30.000 Rubel kostet ein Traum von Wolodymyr Selenskyj

Weil der ukrainische Präsident einem Mann in Sibirien im Schlaf erschienen ist, wurde eine Geldstrafe wegen Diskreditierung der russischen Armee fällig.

Wolodymyr Selenskyj erscheint nicht nur in Träumen, sondern auch per Video. Hier bei der Plenarsitzung der Parlamentarischen Versammlung der Nato im November.
Wolodymyr Selenskyj erscheint nicht nur in Träumen, sondern auch per Video. Hier bei der Plenarsitzung der Parlamentarischen Versammlung der Nato im November.AP/dpa/Andrea Comas

Iwan Lossew aus dem sibirischen Tschita hat auf Instagram seinen Traum erzählt, und dieser Traum ist Gegenstand einer Gerichtsverhandlung und russischer Berichterstattung geworden. Die Meldung fand internationale Verbreitung über die Deutsche Presse-Agentur und landete auch in unserer Redaktion. Abgesehen von der lupenreinen Quellenlage glauben wir der Meldung sofort, denn zu einer echten Diktatur gehört nun einmal eine ordentliche Paranoia – und die Exekutive eines Regimes würde Schwäche zeigen, wenn sie vor dem Unbewussten seiner Untertanen haltmachen würde.

Ukrainischer Gruß

Lossew habe geträumt, im Zuge der von Kremlchef Wladimir Putin angeordneten Mobilmachung für die Front in der Ukraine eingezogen und in ein Ausbildungscamp gebracht worden zu sein. In dem Moment, so bezeugte er auf Instagram, sei Selenskyj an ihm vorbeigekommen. Und die Erscheinung sprach zu Lossew: „Oh, ich habe deine Instagram-Storys gesehen. Ruhm der Ukraine!“ Und vermutlich eher aus Reflex hat Lossew in seinem Traum den ukrainischen Gruß beantwortet, wie es sich gehört: „Ruhm den Helden!“

Der Insta-Eintrag wurde von den entsprechenden Stellen gelesen, der Autor angezeigt, wegen der Diskreditierung von Russlands Armee für schuldig befunden und zu einer Geldstrafe von 30.000 Rubel (rund 450 Euro) verurteilt. Das Verfahren sei schnell aufgenommen und abgewickelt worden. Lossew habe man den Termin erst gar nicht mitgeteilt, sodass er vor Gericht gar nicht erscheinen konnte.
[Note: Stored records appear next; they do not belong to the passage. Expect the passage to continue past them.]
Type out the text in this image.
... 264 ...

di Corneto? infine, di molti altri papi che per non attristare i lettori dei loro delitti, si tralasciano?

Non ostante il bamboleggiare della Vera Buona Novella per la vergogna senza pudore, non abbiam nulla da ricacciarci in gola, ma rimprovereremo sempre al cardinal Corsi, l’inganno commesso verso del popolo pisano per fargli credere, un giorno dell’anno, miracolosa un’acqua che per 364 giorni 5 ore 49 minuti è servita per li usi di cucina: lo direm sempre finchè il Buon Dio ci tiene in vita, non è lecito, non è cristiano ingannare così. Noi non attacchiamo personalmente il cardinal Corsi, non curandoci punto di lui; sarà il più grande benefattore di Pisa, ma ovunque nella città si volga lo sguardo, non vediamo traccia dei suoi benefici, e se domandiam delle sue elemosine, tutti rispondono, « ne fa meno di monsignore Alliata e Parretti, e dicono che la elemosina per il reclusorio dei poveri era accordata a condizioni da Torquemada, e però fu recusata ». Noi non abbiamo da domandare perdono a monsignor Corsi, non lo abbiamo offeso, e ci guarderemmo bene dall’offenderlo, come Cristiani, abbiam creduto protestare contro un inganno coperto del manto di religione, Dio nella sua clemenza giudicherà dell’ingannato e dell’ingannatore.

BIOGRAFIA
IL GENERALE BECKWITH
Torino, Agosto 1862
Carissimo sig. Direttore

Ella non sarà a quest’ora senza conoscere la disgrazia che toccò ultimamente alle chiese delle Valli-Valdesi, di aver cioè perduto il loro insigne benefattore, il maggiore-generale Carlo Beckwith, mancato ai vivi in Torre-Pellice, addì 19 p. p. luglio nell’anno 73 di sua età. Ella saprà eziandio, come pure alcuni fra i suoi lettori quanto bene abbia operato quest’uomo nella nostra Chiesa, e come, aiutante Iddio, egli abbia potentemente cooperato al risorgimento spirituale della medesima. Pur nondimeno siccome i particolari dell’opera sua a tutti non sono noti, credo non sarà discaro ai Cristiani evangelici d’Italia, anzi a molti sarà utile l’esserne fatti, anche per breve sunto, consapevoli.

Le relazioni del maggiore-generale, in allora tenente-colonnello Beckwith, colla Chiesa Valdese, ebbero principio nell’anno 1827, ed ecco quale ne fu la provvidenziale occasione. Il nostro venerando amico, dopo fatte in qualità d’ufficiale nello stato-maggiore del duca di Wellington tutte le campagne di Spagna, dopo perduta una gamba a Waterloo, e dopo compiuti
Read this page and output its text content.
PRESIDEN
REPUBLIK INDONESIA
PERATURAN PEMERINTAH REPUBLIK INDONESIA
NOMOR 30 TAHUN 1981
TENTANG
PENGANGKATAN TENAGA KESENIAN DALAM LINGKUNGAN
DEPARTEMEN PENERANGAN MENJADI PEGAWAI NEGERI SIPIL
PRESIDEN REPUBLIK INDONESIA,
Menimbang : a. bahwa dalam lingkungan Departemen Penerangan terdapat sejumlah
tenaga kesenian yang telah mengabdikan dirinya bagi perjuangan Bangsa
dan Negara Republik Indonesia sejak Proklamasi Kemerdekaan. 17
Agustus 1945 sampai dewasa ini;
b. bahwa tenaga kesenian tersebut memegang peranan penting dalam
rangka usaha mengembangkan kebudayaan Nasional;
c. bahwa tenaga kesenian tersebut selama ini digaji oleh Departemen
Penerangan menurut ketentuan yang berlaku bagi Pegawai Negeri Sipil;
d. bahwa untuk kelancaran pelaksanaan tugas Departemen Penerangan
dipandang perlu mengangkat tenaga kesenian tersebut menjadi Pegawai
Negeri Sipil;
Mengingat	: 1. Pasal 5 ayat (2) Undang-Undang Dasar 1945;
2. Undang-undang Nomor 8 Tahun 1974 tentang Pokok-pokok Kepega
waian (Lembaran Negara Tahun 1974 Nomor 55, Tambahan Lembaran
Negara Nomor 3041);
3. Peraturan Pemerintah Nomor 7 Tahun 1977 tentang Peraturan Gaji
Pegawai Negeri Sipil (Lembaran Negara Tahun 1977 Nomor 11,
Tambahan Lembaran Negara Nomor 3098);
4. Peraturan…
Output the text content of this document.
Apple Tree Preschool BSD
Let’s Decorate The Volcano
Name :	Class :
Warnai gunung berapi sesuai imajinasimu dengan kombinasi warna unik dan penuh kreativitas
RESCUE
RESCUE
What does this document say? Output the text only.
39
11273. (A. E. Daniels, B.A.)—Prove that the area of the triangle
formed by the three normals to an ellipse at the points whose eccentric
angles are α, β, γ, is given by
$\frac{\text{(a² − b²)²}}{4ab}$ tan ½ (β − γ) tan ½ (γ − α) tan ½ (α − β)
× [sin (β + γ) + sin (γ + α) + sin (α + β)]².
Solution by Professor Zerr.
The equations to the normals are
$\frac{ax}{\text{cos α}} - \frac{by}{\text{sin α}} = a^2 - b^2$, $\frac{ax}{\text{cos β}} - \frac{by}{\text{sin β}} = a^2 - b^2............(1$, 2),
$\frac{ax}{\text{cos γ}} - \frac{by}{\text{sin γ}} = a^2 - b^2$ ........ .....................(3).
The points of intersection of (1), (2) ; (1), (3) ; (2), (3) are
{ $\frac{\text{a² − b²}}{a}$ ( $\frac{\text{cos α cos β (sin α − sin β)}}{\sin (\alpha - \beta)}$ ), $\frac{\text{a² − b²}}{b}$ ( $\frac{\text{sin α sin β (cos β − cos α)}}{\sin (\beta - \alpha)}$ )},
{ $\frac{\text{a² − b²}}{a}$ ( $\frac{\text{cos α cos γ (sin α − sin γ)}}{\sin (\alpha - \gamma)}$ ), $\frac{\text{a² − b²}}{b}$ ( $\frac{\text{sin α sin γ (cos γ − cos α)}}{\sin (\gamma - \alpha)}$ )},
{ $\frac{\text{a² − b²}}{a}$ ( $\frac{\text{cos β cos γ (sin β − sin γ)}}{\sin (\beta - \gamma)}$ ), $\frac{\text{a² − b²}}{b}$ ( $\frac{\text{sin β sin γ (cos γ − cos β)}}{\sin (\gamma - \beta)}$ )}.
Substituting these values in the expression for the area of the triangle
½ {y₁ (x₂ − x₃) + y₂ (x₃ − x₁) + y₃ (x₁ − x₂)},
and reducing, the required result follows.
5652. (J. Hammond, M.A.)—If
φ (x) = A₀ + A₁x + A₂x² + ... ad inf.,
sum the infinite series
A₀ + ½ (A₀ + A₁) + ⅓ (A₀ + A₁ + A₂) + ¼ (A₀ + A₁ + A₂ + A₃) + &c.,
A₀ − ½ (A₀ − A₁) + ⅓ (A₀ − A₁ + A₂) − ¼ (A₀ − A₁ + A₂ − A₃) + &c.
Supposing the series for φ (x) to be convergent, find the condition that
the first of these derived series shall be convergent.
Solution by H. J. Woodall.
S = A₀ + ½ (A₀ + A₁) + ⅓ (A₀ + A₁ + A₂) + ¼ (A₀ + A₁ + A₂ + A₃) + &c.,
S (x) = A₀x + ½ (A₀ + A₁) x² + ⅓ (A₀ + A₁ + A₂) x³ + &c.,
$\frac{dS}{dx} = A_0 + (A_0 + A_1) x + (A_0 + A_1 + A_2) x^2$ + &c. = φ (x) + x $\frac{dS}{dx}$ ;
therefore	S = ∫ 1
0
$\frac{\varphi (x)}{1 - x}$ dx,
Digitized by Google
Die Gedanken sind nicht frei

Aus einem Interview mit dem Internetportal Sibir.Realii lässt sich die Fassungslosigkeit heraushören: „Ich kann mir das nicht vorstellen“, so Lossew, „irgendein 40-jähriger Geheimdienstler hat da mit ernstem Gesicht gesessen und meine Story darüber abgeschrieben, wie mir im Traum Selenskyj erschienen ist?!“

Auch wenn Iwan Lossew das Ermittlungs- und Gerichtsverfahren unrealistischer erscheinen mag als jede Selenskyi-Erscheinung, sollte er sich nicht darauf verlassen, bald aus diesem kafkaesken Albtraum aufzuwachen, sondern die Strafe zahlen und hoffen, dass die Sache damit erledigt ist. So wird mit echten Rubeln abgegolten, was der Wahn in Rechnung stellt. Man möchte glatt seinen Teil spenden, denn mit dieser Geschichte wird deutlich, wie irre Russland agiert. Leider macht das die geopolitische Lage alles andere als weniger gefährlich.